Slashdot Mirror


Ask Slashdot: How do Software MMU's Work?

Rob_D_Clark asks: "How does a program (like VMware) implement memory management on top of Linux (or Unix in general)? For example: in VMware, the guest OS is going to expect to have a 32-bit address space, into which the memory you allocate to the guest OS is mapped. Also, the guest OS is going to expect hardware registers for different devices, etc., to be mapped in at certain addresses. How does a program trap reads/writes to these addresses and deal with them appropriately?"

12 of 92 comments (clear)

  1. Re: Good question!; incomplete VM in X86? by Anonymous Coward · · Score: 2

    It's been >5 years since I last studied this, but I thought that one could set a flag that allows even debug registers to be "protected", in effect causing a fault upon *any* access attempt by ring 3 ("user") code.
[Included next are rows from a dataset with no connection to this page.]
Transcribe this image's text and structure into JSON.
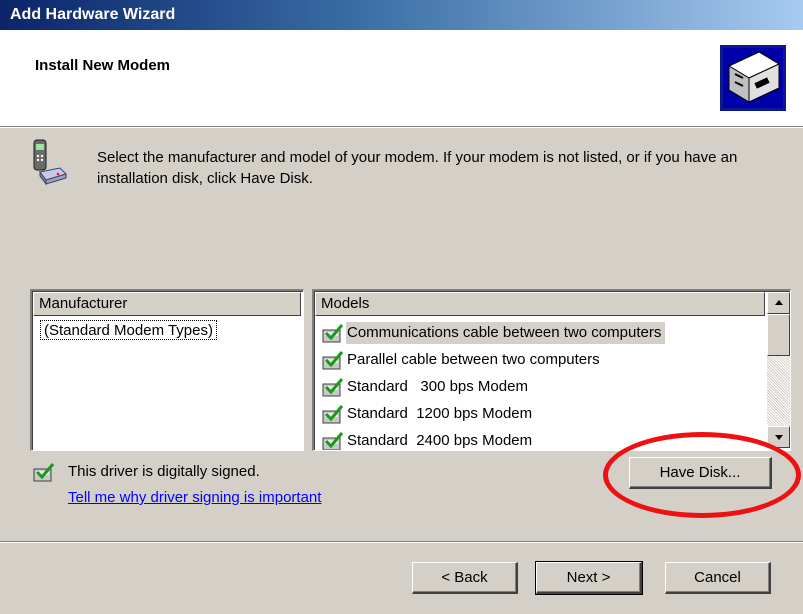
{
  "window": {
    "title": "Add Hardware Wizard"
  },
  "header": {
    "title": "Install New Modem",
    "icon": "hardware-wizard-icon"
  },
  "instructions": {
    "text": "Select the manufacturer and model of your modem. If your modem is not listed, or if you have an installation disk, click Have Disk.",
    "icon": "phone-modem-icon"
  },
  "manufacturer_list": {
    "header": "Manufacturer",
    "items": [
      "(Standard Modem Types)"
    ],
    "selected_index": 0
  },
  "models_list": {
    "header": "Models",
    "items": [
      "Communications cable between two computers",
      "Parallel cable between two computers",
      "Standard   300 bps Modem",
      "Standard  1200 bps Modem",
      "Standard  2400 bps Modem"
    ],
    "selected_index": 0,
    "item_icon": "signed-driver-icon"
  },
  "signing": {
    "text": "This driver is digitally signed.",
    "link": "Tell me why driver signing is important",
    "icon": "signed-driver-icon"
  },
  "buttons": {
    "have_disk": "Have Disk...",
    "back": "< Back",
    "next": "Next >",
    "cancel": "Cancel"
  },
  "colors": {
    "title_bar_start": "#0a246a",
    "title_bar_end": "#a6caf0",
    "dialog_bg": "#d4d0c8",
    "link": "#0000ff",
    "annotation_ring": "#ee1111"
  }
}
    My current favorite example comes from Linux: The kernel allows user processes to read the current value of the CPU clock counter (using the instruction "rdtsc", or "read time stamp counter"). That instruction can be made to cause a fault by an appropriate flag setting.

    I would expect Intel to be fairly good at VM technology after hearing some of the complaints about the '386. (The obvious one is the lack of ring 0 write-protect page faults.)

  2. Funky Walking by Anonymous Coward · · Score: 2
    It might be useful to do some research on Rational Purify (formerly of Pure-Atria, formerly Pure Software). Purify lets the programmer/debugger trap on reads of un-initialized memory and provides fast watch-points (100s of times faster than gdb's watch-points). So clearly Purify is doing exactly what you want (while it isn't really clear if VMware is).

    I'd dig around in deja-news if I were you.

  3. Re:Ass-talking by Anonymous Coward · · Score: 2

    No, it's simpler than that. Read the linux-kernel archives and see how the UltraSparc guys discussed working around the bugs in the UltraSparc CPUs:

    (1) you mark all the pages that you want to trap instructions in as non-executable

    (2) when code attempts to execute in one of those pages, you get a fault

    (3) you trap the fault, and then (and only then) scan the page and modify instructions as necessary

    (4) you then mark the page executable and not writable, and let it run

    (5) if the page is modified, you then clear the executable bit, because you may have to re-scan it.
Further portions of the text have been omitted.